The name Charles Bannerman may not ring a bell. Neither would the relevance of a March day at Melbourne, way back in 1877. But for those invested in the classicism of Test cricket and for statisticians obsessed with numbers, March 15 of that year should have a resonance.
On that day, which ushered in cricket’s inaugural Test, Australian opener Bannerman scored the first ever run in the game’s longest format. He went on to score 165 before retiring hurt and the host eventually defeated rival England by 45 runs. Since those old days, cricket has grown and evolved, and also dealt with disruptions like the two World Wars and the recent COVID-19 pandemic.

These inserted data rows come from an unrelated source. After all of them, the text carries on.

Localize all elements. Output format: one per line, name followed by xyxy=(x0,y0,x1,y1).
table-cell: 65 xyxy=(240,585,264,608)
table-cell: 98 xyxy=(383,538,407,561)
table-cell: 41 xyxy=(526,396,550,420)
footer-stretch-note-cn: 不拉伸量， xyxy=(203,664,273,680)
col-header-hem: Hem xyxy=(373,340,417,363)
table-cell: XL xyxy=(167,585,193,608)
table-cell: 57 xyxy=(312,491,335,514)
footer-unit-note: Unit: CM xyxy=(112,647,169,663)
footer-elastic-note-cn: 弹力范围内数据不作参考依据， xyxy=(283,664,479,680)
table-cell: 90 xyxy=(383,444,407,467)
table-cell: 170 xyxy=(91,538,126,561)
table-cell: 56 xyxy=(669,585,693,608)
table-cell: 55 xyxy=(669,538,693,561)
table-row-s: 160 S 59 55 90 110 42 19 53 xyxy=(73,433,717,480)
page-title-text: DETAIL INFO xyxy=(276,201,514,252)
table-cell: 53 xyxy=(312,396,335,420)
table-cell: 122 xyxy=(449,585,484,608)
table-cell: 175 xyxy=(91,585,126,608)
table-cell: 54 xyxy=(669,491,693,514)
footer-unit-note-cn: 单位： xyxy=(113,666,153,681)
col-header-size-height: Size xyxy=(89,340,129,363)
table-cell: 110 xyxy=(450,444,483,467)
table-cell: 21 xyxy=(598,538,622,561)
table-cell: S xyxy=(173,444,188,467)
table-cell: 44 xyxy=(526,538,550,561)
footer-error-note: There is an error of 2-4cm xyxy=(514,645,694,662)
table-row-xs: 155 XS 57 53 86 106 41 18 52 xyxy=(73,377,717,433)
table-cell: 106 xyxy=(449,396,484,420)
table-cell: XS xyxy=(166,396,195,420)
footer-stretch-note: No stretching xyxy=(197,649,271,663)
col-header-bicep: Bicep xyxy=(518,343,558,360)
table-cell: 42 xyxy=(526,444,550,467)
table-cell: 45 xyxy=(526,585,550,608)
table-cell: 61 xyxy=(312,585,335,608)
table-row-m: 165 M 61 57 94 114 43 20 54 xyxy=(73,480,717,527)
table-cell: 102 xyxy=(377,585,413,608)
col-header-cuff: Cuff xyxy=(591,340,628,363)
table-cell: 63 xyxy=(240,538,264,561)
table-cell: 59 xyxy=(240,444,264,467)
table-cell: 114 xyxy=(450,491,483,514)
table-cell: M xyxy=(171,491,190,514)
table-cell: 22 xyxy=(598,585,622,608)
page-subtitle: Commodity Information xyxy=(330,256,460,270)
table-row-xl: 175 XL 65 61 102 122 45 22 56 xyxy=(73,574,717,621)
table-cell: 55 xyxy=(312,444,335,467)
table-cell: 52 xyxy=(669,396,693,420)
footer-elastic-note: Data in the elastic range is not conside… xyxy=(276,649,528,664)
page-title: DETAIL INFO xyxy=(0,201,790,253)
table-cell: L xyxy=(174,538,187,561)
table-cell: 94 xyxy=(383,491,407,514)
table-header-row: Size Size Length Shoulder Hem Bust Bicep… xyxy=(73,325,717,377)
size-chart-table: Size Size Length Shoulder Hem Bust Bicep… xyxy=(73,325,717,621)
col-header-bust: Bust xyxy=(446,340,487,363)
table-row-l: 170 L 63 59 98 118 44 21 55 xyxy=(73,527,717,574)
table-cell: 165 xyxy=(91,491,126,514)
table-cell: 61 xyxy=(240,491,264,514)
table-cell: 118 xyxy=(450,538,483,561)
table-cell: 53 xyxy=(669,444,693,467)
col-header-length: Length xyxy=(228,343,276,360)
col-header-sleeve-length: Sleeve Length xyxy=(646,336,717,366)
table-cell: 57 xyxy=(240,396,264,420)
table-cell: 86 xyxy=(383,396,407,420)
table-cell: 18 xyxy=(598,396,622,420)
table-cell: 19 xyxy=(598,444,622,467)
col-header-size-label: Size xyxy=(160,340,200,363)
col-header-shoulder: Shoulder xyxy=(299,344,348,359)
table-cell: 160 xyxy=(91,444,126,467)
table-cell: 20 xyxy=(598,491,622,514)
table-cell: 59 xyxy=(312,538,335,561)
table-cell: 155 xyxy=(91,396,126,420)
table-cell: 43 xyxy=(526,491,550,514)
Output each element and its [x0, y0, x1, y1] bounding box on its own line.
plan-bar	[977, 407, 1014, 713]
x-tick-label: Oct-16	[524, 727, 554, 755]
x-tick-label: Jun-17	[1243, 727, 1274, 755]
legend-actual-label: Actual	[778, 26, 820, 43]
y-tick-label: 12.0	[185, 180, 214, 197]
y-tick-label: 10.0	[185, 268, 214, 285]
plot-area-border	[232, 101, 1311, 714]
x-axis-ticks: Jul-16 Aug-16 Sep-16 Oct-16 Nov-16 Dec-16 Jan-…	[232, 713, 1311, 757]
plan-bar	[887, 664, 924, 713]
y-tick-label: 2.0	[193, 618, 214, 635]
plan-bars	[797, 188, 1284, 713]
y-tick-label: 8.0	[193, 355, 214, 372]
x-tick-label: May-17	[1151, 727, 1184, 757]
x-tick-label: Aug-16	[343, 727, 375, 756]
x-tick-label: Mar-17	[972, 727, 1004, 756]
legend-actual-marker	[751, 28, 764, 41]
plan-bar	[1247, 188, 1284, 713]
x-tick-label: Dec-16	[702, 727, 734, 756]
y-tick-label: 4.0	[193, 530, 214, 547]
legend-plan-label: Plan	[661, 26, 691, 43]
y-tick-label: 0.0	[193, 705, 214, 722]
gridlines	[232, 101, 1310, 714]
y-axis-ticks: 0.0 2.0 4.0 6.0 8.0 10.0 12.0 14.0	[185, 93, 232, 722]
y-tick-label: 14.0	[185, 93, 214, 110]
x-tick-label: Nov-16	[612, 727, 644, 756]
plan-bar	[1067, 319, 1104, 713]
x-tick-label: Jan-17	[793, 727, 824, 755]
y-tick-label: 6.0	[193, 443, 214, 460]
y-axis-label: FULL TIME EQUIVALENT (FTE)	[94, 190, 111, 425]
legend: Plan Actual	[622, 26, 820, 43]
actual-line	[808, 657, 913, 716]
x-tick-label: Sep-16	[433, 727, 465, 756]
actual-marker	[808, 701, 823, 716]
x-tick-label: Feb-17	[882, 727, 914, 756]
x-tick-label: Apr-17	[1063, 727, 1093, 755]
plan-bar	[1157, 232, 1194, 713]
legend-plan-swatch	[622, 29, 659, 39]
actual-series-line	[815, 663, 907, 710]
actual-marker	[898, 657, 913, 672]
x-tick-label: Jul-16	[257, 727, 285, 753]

Numbers and obsessive fandom
Tests and the two limited-overs variants of ODIs and Twenty20Is presently co-exist, carving out distinct loyalties and granular commercial muscle. While results matter as they define the yardstick for judgement in a team sport, individual numbers offer relevance, trivia and also fuel obsessive fandom.
Readers of a certain vintage would have maintained a scrapbook, jotting down numbers stacked up by batters and bowlers. In the 1980s, it may have been a notepad with tables listed for Sunil Gavaskar, Vivian Richards, Javed Miandad, David Gower, Allan Border, Gordon Greenidge and Dilip Vengsarkar, with their individual scores in a Test noted down diligently, and then it would boil down to the whole thrill of finding out who was heading the batting race.
Gavaskar scaled ‘Mount 10,000’ with that dainty late cut of Pakistani spinner Ijaz Faqih at Ahmedabad in 1987. At that time it seemed too high a peak for anyone to scale again. It was presumed as being akin to Sir Don Bradman’s Test average of 99.94, a miracle that perhaps will remain untouched for eternity.
But cricket always presses forward, building new forts, moving past old ones, and triggering debates about different eras. Gavaskar’s world records, be it 10,122 Test runs or 34 centuries, eventually gave way to the modern stars even if it was his contemporary Border who first went past his Test tally.